The observed allele frequencies in this study matched reference allele frequencies better for EA than AA populations. Subjects from some populations from different geographic areas might have quite different admixture proportions and ancestral origins. This is demonstrably the case for African-Americans, since in different parts of the US the percent admixture from EAs is known to range at least from 12% to 23% . Another issue with LBM involves justification for the multiplication of allele frequencies across loci under the assumption of linkage equilibrium. If the allele frequencies of different STRs vary among subpopulations, then the loci are not in complete linkage equilibrium or are not statistically independent even if they are genetically unlinked. However, we did assume linkage equilibrium within the subpopulations. This is also an underlying assumption for STRUCTURE . This assumption might prove to be problematic under some circumstances, but the practical impact seemed minimal for the present study, as evidenced by the fact that LBM performed well.
The result from the single most informative marker, FY, could exceed 99% and 96% assignment accuracy in EAs and AAs, respectively. This result is, of course, sample-specific to some extent; AA subjects who are homozygous for the allele more characteristic of European ancestry (i.e., FY (+/+)), should have a population frequency of about 4%, given a 20% admixture rate from EA, and would be misclassified into the EA group if based only on this marker; this misclassification rate is equal to what we observed, about 4% in AAs. Likewise, EAs heterozygous for the FY(-) allele characteristic of AAs are observed as well, and they are liable to be misclassified as AAs. Our Northeastern US AA population had approximated the expected European admixture rate, based on the information from FY.
The sample size of the populations being assigned is not an issue for LBM, while it is for STRUCTURE. The Bayesian cluster approach taken by STRUCTURE requires building a likelihood function from the observed samples to infer allele frequencies, such that if the sample size is insufficient, the estimated allele frequencies might not be accurate. As a result, sample size in each subgroup affects the assignment accuracy, and our simulation result  shows that approximately fifty subjects are required to have stable assignment accuracy by STRUCTURE. LBM, in contrast, uses allele frequencies from the reference populations; there is no need to estimate allele frequencies by LBM. Thus, even a single individual can be assigned accurately using the LBM.
We conclude that assignment accuracy by LBM depends on the efficiency of the markers selected (FY alone can separate EAs and AAs with accuracy that can approach 99% for excluding AAs from a presumed EA sample), the number of markers (other things being equal, more markers produce higher assignment accuracy), and greatly on how representative the parental population reference allele frequencies are for the populations being queried.
Three hundred sixty-six individuals recruited in the Northeastern US (classified as 282 EAs, 84 AAs) were studied.
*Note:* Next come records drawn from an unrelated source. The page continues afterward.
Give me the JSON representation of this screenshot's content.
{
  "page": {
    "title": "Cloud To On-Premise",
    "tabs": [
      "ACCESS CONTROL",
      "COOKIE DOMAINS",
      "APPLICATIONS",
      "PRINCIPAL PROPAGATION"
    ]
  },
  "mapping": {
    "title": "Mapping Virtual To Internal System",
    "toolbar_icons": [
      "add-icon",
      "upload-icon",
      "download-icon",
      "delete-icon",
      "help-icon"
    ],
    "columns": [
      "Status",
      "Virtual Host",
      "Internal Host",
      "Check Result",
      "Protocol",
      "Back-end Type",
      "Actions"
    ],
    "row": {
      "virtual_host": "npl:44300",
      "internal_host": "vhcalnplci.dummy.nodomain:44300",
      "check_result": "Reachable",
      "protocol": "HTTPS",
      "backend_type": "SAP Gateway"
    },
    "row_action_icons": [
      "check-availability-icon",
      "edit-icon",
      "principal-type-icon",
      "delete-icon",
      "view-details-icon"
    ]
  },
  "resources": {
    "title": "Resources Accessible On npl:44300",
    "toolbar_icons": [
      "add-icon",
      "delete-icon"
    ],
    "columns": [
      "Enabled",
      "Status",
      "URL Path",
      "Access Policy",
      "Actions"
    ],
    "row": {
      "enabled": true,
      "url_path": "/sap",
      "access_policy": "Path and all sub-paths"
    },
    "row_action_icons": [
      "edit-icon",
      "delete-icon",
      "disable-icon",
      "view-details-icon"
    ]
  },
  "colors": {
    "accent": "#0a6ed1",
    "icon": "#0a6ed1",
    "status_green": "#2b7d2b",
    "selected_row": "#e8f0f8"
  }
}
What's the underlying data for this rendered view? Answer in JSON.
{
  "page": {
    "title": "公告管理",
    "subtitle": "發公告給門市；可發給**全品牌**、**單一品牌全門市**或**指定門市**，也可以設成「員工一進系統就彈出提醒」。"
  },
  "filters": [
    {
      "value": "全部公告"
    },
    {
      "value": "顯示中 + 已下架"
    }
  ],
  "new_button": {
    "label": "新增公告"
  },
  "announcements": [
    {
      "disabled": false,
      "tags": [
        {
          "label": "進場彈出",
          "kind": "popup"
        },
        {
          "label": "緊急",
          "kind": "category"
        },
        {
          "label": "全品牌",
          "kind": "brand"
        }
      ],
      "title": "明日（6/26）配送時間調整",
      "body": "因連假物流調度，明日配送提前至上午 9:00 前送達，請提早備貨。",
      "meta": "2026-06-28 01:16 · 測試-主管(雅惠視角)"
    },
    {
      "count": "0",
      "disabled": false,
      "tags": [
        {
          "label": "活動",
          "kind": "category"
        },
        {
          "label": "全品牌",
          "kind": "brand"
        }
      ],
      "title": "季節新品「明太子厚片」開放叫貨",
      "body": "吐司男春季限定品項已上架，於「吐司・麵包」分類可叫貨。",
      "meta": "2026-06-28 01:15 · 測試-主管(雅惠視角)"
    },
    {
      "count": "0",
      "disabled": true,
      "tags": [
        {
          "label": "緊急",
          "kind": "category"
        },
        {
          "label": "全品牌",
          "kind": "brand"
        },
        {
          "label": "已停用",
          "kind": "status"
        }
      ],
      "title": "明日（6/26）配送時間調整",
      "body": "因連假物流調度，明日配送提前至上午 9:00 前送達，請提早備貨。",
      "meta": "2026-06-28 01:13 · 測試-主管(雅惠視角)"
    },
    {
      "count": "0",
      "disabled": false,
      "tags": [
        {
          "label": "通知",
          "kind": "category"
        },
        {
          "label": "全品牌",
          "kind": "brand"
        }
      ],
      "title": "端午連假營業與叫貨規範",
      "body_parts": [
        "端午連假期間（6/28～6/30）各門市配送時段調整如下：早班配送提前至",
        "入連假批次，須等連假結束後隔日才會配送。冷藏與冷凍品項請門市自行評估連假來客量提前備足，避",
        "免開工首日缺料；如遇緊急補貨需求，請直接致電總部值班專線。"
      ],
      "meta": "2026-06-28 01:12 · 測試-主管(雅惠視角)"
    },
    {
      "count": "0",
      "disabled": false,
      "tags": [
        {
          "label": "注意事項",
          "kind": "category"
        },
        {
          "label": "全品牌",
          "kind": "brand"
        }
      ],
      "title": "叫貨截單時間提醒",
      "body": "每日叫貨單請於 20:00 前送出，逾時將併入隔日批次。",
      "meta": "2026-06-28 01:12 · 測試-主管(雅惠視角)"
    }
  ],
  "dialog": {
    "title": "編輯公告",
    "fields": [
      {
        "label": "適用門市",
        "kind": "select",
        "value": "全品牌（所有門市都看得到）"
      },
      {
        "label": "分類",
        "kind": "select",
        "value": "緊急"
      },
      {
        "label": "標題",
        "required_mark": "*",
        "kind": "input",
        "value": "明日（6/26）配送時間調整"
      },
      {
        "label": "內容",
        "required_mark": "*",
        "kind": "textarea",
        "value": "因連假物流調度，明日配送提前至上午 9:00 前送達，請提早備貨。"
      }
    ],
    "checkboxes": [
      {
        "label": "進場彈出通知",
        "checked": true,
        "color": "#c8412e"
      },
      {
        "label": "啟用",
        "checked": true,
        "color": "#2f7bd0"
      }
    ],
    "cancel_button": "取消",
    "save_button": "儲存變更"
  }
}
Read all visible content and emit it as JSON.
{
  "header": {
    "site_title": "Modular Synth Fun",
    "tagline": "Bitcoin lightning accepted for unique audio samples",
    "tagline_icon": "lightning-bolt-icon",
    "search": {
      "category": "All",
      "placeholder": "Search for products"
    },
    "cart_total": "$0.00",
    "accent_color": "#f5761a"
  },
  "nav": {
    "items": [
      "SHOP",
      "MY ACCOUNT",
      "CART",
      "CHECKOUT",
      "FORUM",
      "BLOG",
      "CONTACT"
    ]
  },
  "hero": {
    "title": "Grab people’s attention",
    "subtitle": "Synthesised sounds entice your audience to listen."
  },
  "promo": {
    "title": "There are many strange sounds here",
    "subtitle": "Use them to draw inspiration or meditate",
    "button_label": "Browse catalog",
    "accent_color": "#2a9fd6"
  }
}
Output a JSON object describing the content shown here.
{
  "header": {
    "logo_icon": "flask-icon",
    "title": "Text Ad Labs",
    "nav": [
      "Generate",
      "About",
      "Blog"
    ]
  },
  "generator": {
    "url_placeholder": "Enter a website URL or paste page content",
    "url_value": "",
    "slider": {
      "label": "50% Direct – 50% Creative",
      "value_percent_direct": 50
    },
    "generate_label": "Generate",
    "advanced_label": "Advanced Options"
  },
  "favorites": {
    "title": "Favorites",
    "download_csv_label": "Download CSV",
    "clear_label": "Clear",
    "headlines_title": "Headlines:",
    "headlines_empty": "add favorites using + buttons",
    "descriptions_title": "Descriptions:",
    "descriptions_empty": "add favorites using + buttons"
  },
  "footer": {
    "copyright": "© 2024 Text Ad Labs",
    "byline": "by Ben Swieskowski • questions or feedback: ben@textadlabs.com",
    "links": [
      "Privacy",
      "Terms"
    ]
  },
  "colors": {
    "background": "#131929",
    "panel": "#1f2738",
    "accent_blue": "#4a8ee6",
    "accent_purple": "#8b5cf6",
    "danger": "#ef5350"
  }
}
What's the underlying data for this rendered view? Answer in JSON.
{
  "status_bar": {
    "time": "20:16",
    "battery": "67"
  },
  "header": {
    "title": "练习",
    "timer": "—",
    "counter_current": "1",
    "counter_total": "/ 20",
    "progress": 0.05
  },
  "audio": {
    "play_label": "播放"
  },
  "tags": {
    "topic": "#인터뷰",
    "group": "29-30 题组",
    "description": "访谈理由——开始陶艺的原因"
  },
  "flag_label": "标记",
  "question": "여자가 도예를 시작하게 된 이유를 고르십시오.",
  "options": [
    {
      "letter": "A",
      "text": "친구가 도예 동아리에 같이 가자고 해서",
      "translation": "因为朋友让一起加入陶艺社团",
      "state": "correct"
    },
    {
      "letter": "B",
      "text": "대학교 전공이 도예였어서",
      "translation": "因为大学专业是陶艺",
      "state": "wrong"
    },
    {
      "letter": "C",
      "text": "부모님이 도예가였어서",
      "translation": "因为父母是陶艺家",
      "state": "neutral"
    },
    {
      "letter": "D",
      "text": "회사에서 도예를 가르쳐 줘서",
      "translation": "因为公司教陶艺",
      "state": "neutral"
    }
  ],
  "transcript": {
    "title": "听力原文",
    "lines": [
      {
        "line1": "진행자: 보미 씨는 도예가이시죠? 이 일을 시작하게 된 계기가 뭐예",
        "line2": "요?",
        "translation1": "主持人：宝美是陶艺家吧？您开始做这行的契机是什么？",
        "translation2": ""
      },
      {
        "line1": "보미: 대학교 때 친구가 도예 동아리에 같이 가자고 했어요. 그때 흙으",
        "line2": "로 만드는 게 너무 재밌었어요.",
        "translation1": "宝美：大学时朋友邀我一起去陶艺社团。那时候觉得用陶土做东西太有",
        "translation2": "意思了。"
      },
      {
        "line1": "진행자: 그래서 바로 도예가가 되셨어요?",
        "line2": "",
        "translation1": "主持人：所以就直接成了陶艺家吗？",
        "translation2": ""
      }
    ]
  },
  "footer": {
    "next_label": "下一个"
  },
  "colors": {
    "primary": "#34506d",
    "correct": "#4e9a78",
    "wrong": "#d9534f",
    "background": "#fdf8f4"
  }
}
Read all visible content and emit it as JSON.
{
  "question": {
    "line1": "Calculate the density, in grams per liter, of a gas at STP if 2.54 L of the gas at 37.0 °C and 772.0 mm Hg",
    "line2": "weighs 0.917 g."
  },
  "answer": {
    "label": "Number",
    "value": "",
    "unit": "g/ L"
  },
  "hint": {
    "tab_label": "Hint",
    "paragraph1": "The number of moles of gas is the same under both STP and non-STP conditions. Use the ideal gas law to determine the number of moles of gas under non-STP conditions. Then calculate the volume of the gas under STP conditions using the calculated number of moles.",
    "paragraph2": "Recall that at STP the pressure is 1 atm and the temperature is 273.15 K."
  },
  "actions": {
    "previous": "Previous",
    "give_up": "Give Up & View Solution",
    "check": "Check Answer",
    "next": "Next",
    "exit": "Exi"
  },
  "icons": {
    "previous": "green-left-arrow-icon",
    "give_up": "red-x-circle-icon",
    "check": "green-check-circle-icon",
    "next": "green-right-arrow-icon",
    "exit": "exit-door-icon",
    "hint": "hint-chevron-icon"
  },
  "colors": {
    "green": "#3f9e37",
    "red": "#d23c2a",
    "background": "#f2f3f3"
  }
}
These individuals were selected from a larger sample for evaluation of this likelihood based method because they had complete marker data for all markers described below. All subjects provided informed consent as approved by the appropriate institutional review boards.
Detailed marker and genotyping information was described previously . Briefly, two different sets of STR markers were used. First, we used the AmpFLSTR Identifiler PCR Amplification Kit (Applied Biosystems (ABI), Foster City, CA), which provides data from a set of 16 loci useful for forensic purposes (D8S1179, D21S11, D7S820, CSF1PO, D3S1358, TH01, D13S317, D16S539, D2S1338, D19S443, vWA, TPOX, D18S51, D5S818, FGA, and amelogenin). Amelogenin is used for sex identification rather than for polymorphism content, so information from that locus was not included in any analyses. Second, we selected 21 markers known to have high δ between EAs and AAs, and in some cases Hispanic and Asian populations, based on the report of Smith et al. 2001 . This marker panel includes markers D1S196, D1S2628, D2S162, D2S319, D5S407, D5S410, D6S1610, D7S640, D7S657, D8S272, D8S1827, D9S175, D10S197, D10S1786, D11S935, D12S352, D14S68, D15S1002, D16S3017, D17S799, and D22S274. We also genotyped marker FY, added to the 36 STRs because of its known value in identifying individuals of primarily African ancestry.
Measures of marker efficiency
δ was used to measure the marker efficiency. The definition and properties of δ are described in Yang et al. 2005 . Briefly, δ is half the sum of the absolute difference in population frequency over all alleles for each marker between two populations.
Analysis with the likelihood-based method (LBM)
We assumed HWE among alleles for each marker within populations and linkage equilibrium between markers. The likelihood, or the probability of observed genotype profile, for each individual to be in a specific population is calculated as
where X is a vector of genotypes of marker loci, Z is the proposed population of origin, P Z (p11, p12,..., ) is the set of reference allele frequencies p11, p12,..., for the n m alleles of m markers of population Z, and h is a dummy variable for homozygosity (i.e., when the locus is homozygous, h is 1, otherwise h is 0) for each marker locus. When an allele is absent for a given population in the reference frequencies, the corresponding allele frequency in the study group is estimated and used in the calculation of likelihood. An individual is assigned to a population if the maximum likelihood results from assignment to that population among all possible population-specific likelihoods calculated. For assigning individuals into one of two populations A or B, an individual is assigned to population A if the logarithm of likelihood ratio is greater than zero, or otherwise to B, as shown in equation (2).
An individual was considered to be assigned accurately to a group when the greatest likelihood among all the calculated likelihoods assigned an individual the same ethnicity as the self-identified population group of that individual. Assignment accuracy in each population group was defined as the proportion of correctly assigned ethnicities. (The above decision rule is optimal if we have equal priors of proportion for the two ethnic groups. However, when there are more people from one group, a priori, then the prior information needs to be incorporated to improve the overall performance in terms of misclassification rate.) The method was realized in R/S-Plus; the function codes are available upon request from the authors.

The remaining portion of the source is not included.